Kalau orang itu tidak mau kawin dengan istri mendiang saudaranya, wanita itu harus pergi menghadap para pemuka kota dan berkata, 'Ipar saya tidak mau melakukan kewajibannya memberi kepada saudaranya seorang keturunan di antara bangsa Israel.'
8 Dan zullen hem de oudsten zijner stad roepen, en tot hem spreken; blijft hij dan daarbij staan, en zegt: Het bevalt mij niet haar te nemen;
Lalu para pemuka kota harus memanggil orang itu dan bicara dengan dia. Kalau ia tetap menolak,
9 Zo zal zijns broeders vrouw voor de ogen der oudsten tot hem toetreden, en zijn schoen van zijn voet uittrekken, en spuwen in zijn aangezicht, en zal betuigen en zeggen: Alzo zal dien man gedaan worden, die zijns broeders huis niet zal bouwen.
istri mendiang saudaranya harus mendekati dia di depan para pemuka kota, mencabut sandal orang itu, meludahi mukanya dan berkata, 'Begini harus diperlakukan orang yang tak mau memberi keturunan kepada saudaranya.'
10 En zijn naam zal in Israel genoemd worden: Het huis desgenen, dien de schoen uitgetogen is.
Keluarga orang itu akan dikenal di Israel sebagai 'Keluarga orang yang dicabut sandalnya.'"
11 Wanneer mannen, de een met den ander, twisten, en de vrouw des enen toetreedt, om haar man uit de hand desgenen, die hem slaat, te redden, en haar hand uitstrekt, en zijn schamelheid aangrijpt;
"Kalau dua orang laki-laki sedang berkelahi dan istri yang seorang berusaha menolong suaminya dengan meremas kemaluan lawan suaminya,
12 Zo zult gij haar hand afhouwen, uw oog zal niet verschonen.
potonglah tangan wanita itu dan jangan kasihani dia.
13 Gij zult geen tweeerlei weegstenen in uw zak hebben; een groten en een kleinen.
Jangan menipu dengan memakai timbangan dan takaran yang tidak betul.
14 Gij zult in uw huis geen tweeerlei efa hebben, een grote en een kleine.
15 Gij zult een volkomen en gerechten weegsteen hebben; gij zult een volkomene en gerechte efa hebben; opdat uw dagen verlengd worden in het land, dat u de HEERE, uw God, geven zal.
Pakailah timbangan dan takaran yang tepat supaya kamu panjang umur di negeri yang diberikan TUHAN Allahmu kepadamu.
16 Want al wie zulks doet, is den HEERE, uw God, een gruwel; ja, al wie onrecht doet.
TUHAN Allahmu benci kepada orang yang suka menipu."
17 Gedenkt, wat u Amalek gedaan heeft op den weg, als gij uit Egypte uittoogt;
"Ingatlah bagaimana orang Amalek memperlakukan kamu pada waktu kamu dalam perjalanan keluar dari Mesir.
18 Hoe hij u op den weg ontmoette, en sloeg onder u in den staart al de zwakken achter u, als gij moede en mat waart; en hij vreesde God niet.
Mereka tidak takut kepada Allah dan menyerang kamu dari belakang ketika kamu sedang kelelahan dan kehabisan tenaga, lalu membunuh semua orang-orangmu yang dengan susah payah berjalan di belakang.
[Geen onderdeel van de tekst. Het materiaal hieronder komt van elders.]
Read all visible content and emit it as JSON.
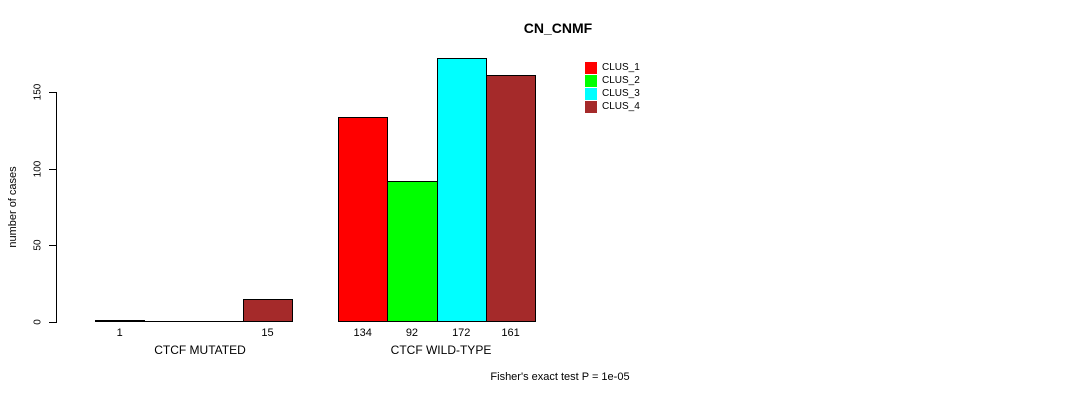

19 Het zal dan geschieden, als u de HEERE, uw God, rust zal gegeven hebben, van al uw vijanden rondom, in het land, dat u de HEERE, uw God, ten erve geven zal, om hetzelve erfelijk te bezitten, dat gij de gedachtenis van Amalek van onder den hemel zult uitdelgen; vergeet het niet!
Oleh sebab itu, kalau TUHAN Allahmu sudah memberi negeri itu kepadamu dan kamu aman dari semua musuh yang tinggal di sekelilingmu, semua orang Amalek itu harus kamu bunuh sehingga mereka tidak diingat lagi. Jangan lupa!"